Tente lembrar como você era 25 anos atrás. Talvez uma criança, provavelmente um jovem cheio de sonhos, quem sabe um profissional ambicioso em início de carreira. Um quarto de século guarda muitas mudanças não só para as pessoas, mas também para as cidades.
Nesse tempo, São Paulo viu bairros como a Vila Olímpia irem de badalados a esquecidos. Assistiu a clássicos da gastronomia nascerem, como o premiado D.O.M., mas também morrerem, caso do tradicional Don Curro. Artistas ficaram famosos, outros caíram em esquecimento, tendências gastronômicas como a dos food trucks explodiram e desapareceram, espaços culturais foram repaginados e ruas foram cortadas por ciclovias e bicicletas. Isso sem falar da pandemia de Covid-19, cujo rastro ainda vai levar algum tempo para ser dimensionado.
É verdade que isso faz parte da história de São Paulo, mas tudo está registrado nas páginas do Guia. O roteiro cultural da Folha completa 25 anos nesta segunda-feira, dia 21. Mas o corpinho é novo, com publicações diárias na versão online e edições impressas sempre às quintas, sextas e sábados junto à Ilustrada, e o fôlego ainda é de criança.
Da primeira capa, em 21 de março de 1997, que falava sobre a estreia da nova versão de "Star Wars" em 180 salas de cinema, até as principais novidades de 2022, que agora incluem os lançamentos badalados diretamente nas plataformas de streaming, confira abaixo 25 mudanças ocorridas na cidade e na vida do paulistano nos últimos 25 anos, a partir de reportagens do Guia.

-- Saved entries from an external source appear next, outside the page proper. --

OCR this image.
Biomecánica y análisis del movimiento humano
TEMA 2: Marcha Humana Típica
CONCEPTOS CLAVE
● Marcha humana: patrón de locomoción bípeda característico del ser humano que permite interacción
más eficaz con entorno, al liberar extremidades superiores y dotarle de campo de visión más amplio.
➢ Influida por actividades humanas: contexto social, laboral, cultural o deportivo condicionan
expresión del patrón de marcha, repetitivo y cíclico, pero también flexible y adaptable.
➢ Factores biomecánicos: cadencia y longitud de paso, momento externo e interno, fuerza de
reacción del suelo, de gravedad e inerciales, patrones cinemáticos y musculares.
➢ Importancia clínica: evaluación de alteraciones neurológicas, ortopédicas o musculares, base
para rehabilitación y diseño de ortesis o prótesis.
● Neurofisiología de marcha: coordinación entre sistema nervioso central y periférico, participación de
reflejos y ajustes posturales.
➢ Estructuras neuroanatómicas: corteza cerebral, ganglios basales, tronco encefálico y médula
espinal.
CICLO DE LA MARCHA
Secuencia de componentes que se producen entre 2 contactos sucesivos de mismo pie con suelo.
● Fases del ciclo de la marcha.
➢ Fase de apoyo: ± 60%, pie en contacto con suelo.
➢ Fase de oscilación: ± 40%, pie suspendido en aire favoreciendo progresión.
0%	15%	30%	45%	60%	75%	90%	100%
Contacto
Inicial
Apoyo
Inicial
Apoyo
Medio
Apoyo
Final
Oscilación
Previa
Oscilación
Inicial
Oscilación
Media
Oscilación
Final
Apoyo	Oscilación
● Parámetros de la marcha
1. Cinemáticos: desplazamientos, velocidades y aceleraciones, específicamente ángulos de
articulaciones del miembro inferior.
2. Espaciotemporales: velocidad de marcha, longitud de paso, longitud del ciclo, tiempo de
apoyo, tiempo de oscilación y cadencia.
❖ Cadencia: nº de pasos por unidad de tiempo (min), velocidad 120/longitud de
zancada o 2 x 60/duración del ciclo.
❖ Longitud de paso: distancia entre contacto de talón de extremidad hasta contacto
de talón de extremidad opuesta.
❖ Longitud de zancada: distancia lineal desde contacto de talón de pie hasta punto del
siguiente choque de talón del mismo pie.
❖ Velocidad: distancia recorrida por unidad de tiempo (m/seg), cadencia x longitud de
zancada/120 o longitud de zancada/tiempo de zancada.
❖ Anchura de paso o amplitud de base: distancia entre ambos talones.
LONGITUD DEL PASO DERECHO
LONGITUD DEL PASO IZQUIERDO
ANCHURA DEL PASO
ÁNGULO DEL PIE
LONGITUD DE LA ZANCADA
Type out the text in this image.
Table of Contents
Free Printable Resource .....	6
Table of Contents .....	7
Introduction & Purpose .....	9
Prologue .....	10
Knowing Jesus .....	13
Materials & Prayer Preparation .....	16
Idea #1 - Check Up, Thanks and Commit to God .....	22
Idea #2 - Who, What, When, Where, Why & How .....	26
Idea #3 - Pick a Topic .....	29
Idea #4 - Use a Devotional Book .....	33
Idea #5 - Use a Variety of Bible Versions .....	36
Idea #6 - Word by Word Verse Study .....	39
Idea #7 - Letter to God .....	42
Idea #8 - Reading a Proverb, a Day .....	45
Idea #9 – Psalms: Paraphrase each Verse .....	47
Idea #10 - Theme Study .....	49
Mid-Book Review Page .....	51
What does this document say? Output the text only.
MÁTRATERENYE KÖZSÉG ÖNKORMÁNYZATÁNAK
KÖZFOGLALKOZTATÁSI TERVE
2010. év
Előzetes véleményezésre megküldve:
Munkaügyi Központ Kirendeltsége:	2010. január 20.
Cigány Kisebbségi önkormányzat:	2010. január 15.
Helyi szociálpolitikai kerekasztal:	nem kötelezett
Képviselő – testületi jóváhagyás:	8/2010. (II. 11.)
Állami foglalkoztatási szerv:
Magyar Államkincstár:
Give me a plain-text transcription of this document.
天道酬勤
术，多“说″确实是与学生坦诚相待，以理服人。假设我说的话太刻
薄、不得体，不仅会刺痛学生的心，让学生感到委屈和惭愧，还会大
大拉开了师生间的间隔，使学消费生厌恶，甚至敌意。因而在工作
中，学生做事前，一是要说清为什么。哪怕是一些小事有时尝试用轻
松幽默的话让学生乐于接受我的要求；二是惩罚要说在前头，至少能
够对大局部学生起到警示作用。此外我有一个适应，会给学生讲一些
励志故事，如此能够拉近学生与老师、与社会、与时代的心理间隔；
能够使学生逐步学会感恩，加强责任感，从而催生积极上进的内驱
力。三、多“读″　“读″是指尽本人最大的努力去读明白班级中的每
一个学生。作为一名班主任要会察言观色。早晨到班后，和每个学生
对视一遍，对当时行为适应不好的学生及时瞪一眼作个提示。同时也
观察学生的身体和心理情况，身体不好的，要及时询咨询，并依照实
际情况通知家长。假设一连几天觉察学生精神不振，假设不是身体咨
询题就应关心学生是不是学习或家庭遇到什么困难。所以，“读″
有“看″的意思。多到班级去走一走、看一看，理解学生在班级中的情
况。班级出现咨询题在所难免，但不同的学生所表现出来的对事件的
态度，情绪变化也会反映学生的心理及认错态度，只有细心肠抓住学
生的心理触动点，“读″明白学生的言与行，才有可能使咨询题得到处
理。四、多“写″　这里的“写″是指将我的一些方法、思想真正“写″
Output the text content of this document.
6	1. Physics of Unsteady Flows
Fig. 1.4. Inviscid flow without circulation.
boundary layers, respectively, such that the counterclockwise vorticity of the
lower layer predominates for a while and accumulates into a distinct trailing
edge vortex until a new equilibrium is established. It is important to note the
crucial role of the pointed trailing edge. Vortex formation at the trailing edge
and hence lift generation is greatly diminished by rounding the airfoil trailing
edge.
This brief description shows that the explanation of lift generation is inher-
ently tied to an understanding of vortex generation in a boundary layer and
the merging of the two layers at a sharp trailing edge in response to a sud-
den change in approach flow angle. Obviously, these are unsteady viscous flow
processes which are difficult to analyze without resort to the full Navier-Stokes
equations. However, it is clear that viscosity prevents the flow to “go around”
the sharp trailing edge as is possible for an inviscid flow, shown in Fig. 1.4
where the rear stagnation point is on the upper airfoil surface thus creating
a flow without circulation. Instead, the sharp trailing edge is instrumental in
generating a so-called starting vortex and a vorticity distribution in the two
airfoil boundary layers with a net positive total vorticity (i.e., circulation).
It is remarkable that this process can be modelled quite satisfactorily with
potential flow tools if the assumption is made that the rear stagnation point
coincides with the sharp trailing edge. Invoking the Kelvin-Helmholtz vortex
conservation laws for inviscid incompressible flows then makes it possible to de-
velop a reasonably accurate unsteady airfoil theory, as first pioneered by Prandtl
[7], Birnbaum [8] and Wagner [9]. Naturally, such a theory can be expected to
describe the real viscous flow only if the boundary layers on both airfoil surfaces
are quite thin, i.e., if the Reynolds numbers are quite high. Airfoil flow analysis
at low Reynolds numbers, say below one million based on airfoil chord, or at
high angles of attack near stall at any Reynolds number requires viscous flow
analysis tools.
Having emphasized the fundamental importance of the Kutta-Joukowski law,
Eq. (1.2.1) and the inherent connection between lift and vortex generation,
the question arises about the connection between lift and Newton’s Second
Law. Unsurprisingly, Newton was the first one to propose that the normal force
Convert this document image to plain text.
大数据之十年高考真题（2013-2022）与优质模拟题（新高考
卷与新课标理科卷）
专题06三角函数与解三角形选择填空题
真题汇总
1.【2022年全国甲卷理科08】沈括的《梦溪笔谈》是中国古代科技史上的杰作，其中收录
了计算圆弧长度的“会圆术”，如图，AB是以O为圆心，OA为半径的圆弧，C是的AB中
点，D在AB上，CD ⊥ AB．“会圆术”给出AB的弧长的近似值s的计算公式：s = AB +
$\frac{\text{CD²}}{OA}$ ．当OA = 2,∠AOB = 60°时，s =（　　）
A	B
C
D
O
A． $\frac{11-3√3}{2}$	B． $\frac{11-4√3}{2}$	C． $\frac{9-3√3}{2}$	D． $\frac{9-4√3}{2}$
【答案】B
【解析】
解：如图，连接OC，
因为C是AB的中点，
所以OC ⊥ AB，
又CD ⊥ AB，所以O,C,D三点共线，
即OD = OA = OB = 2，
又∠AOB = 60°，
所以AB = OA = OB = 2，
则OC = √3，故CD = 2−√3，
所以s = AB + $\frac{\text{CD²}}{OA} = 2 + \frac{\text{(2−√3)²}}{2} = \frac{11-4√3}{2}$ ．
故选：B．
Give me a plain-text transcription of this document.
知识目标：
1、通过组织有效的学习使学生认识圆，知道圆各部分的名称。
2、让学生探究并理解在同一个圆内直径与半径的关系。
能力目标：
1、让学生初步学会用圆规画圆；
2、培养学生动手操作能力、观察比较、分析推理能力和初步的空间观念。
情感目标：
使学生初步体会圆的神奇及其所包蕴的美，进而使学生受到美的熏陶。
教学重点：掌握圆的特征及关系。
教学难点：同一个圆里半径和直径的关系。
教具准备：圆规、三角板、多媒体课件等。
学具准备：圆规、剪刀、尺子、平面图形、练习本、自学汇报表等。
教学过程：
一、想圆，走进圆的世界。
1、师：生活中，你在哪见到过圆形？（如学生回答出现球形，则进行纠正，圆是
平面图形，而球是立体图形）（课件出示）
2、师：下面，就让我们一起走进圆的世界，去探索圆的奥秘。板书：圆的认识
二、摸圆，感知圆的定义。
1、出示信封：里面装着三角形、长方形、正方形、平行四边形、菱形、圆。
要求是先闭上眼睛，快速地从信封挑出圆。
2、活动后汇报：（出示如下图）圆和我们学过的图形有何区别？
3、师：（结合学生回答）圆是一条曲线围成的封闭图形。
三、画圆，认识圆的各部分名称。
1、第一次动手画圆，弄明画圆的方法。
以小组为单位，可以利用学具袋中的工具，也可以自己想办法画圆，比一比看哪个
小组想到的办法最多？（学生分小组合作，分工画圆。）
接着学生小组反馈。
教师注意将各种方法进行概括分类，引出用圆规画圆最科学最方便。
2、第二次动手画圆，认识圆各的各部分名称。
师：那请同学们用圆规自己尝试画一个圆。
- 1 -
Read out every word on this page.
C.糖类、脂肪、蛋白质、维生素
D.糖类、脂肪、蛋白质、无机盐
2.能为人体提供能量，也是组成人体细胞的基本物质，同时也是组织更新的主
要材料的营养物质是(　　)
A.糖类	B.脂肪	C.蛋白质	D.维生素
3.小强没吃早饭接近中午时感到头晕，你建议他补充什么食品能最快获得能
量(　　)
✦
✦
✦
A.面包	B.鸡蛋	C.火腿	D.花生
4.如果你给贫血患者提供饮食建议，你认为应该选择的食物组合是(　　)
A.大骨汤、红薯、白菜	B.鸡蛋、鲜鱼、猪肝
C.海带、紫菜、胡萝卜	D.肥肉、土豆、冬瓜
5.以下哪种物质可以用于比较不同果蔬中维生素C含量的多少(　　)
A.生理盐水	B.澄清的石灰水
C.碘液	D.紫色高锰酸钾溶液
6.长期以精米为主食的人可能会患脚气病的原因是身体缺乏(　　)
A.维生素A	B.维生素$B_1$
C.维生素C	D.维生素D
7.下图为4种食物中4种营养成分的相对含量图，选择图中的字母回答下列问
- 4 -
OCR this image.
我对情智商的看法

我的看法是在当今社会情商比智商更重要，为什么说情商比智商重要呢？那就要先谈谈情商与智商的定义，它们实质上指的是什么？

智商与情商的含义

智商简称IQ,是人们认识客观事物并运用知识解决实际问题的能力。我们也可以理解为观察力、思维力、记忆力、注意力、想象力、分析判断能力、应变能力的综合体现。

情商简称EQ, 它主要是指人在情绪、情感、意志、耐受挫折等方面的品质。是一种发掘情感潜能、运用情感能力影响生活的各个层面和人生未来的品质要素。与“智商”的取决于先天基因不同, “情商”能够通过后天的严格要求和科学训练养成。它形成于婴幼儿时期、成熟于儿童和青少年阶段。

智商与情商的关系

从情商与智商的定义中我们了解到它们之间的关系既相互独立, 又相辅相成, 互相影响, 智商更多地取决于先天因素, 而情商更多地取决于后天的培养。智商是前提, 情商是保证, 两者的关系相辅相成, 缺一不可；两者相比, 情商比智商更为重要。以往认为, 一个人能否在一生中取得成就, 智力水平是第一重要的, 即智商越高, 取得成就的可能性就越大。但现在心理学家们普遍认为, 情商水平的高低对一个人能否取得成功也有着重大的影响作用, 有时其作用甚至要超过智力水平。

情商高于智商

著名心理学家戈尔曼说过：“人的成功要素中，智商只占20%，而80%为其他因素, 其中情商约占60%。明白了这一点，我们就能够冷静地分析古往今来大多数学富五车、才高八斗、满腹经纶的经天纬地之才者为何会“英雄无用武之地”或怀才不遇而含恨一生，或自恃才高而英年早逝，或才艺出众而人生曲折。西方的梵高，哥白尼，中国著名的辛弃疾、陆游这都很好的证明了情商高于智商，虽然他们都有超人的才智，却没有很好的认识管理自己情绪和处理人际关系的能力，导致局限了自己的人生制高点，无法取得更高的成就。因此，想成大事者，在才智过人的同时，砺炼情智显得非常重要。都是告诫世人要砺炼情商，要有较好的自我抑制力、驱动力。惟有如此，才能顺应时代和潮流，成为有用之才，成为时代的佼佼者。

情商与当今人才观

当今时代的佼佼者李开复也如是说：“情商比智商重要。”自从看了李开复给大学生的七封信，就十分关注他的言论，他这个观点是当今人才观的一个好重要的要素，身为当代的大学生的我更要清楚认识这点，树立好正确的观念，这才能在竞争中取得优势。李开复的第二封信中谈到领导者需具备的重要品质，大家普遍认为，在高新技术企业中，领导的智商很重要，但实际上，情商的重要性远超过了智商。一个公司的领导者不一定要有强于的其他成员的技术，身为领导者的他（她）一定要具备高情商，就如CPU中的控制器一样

E que venham os próximos 25.
1. Preços mais altos (1997)
Desde o seu surgimento, o Guia sempre trouxe os preços de São Paulo. Um levantamento dos pratos mais caros dos restaurantes paulistanos foi publicado na edição do dia 25 de julho de 1997. O troféu ficou com o camarão à champanhe do La Tambouille. Seu preço? Nada mais do que R$ 65 –que correspondem a atuais R$ 285, se ajustados de acordo com a inflação do período. O prato ainda é servido na casa, hoje custa R$ 237 e não é o mais caro da cidade, mas divide espaço com alguns deles —os camarões ao limão e vinho branco com berinjela grelhada servidos no Fasano custam hoje R$ 284, enquanto uma versão dos crustáceos com emulsão de champanhe e espinafre sai por R$ 230 no Président, por exemplo.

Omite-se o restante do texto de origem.